中身を飲み終わった後は、お土産(スーベニア)として持ち帰れることから、その名がついた。分かりやすい例で言えば、ドジャース・スタジアムでの試合なら、カップには大谷翔平が描かれている、といった具合で、ファン心理をくすぐるデザインが施されている。
現地の試合中継を見ていても、特にメキシコで行なわれた試合では、いくつも積み重ねた青いカップを手にした観客がよく画面に映っていた。日本でテレビを見ていた人も、その存在にけっこう気がついたのではないだろうか。
ざっくりと言えば、青はビールが入っているカップで、赤はソフトドリンクが入っているカップ。やはりビールのほうが飲まれる数が多いのか、赤に比べ、青のカップを大量に持っている人を見かけることが多かった。
仮に日本代表を追いかけ、現地を訪れたサポーターであれば、全試合分を揃えたくなるのが本心だろう。
ただし、アメリカにしろ、メキシコにしろ、物価は高い。
ビールなら1杯2,500円、ソフトドリンクでも同じく1,400円くらいはするのだから、飲み物としてはなかなかの値段である。実際は飲み物を買うというより、カップのために買っている、という人は多いだろう。
なかでも一番驚かされたのは、メキシコのビールである。
容量は1杯約700mlと大きめのサイズではあるのだが、その値段、およそ3,000円である。日本の物価水準で考えれば、ちょっと手が出ないレベルだ。
それでも売店には行列ができ、飛ぶように売れていたのは、のどを潤すことだけが購入の目的ではなかったからだろう。
それをビールの対価として考えても意味はない。今ここでしか手に入らない限定品が手に入ると思えば、この値段でも...いやいや、なかなか悩ましいところである。
実はこのスーベニアカップ、最近のワールドカップでは定番の人気商品と言っていい。
筆者の記憶が正しければ、試合ごとの対戦カードや日付などを記したものが売られるようになったのは、2014年ブラジル大会から。
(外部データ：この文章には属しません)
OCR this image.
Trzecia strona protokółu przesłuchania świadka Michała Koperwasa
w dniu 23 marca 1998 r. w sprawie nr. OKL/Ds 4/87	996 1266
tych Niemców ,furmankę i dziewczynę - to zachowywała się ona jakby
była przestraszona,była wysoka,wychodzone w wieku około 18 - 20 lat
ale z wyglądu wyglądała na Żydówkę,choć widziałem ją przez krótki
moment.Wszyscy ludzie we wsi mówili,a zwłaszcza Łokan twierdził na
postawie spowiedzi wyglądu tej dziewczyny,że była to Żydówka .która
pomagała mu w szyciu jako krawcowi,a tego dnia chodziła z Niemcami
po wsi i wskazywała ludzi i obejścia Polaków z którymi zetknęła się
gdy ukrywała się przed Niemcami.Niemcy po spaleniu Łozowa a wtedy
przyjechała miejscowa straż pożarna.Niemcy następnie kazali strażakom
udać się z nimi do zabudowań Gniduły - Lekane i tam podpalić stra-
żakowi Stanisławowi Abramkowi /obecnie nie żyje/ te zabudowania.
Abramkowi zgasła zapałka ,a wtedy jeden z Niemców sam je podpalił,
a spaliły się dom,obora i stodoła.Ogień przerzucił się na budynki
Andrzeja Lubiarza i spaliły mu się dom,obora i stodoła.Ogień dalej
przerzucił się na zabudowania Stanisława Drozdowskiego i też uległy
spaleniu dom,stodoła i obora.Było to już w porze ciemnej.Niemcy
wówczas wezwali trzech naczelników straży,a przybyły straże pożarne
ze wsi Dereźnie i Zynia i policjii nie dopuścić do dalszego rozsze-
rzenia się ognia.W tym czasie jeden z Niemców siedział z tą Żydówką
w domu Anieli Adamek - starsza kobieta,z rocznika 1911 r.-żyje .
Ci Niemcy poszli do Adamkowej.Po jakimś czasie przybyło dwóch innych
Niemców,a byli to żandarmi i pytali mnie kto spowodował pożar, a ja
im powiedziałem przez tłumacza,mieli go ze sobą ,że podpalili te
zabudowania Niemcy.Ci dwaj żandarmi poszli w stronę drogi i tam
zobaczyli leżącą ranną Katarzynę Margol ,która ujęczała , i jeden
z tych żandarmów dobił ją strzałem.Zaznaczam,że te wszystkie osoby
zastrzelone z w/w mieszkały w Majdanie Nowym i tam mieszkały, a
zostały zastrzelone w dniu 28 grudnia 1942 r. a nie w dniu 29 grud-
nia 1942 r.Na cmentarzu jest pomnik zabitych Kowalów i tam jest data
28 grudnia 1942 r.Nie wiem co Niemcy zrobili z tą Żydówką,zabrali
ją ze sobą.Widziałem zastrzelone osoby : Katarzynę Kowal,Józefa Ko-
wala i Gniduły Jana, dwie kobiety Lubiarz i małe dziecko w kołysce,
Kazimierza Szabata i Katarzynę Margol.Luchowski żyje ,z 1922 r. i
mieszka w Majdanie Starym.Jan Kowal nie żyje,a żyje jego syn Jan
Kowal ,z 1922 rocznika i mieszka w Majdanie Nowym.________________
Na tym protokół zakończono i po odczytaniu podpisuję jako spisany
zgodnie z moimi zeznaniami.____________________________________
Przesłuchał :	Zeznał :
大会公式スポンサーも、うまいことを考えついたものである。
そのカップのデザインは準決勝までは変わらず、対戦カードなどが書き換えられるだけなのだが、決勝戦になると、さらに特別感のあるデザインが施されていたりするから、コレクターの心はまたくすぐられる。
いつの大会の決勝だったか、記者席に一番近い売店でコーラを買おうと思ったら、すでに売り切れていたことがあった。
「カップなしでもいいなら、売ってもいいよ」
店員はそう言って、ペットボトルをそのまま目の前に出してきた。お断りしたのは言うまでもない。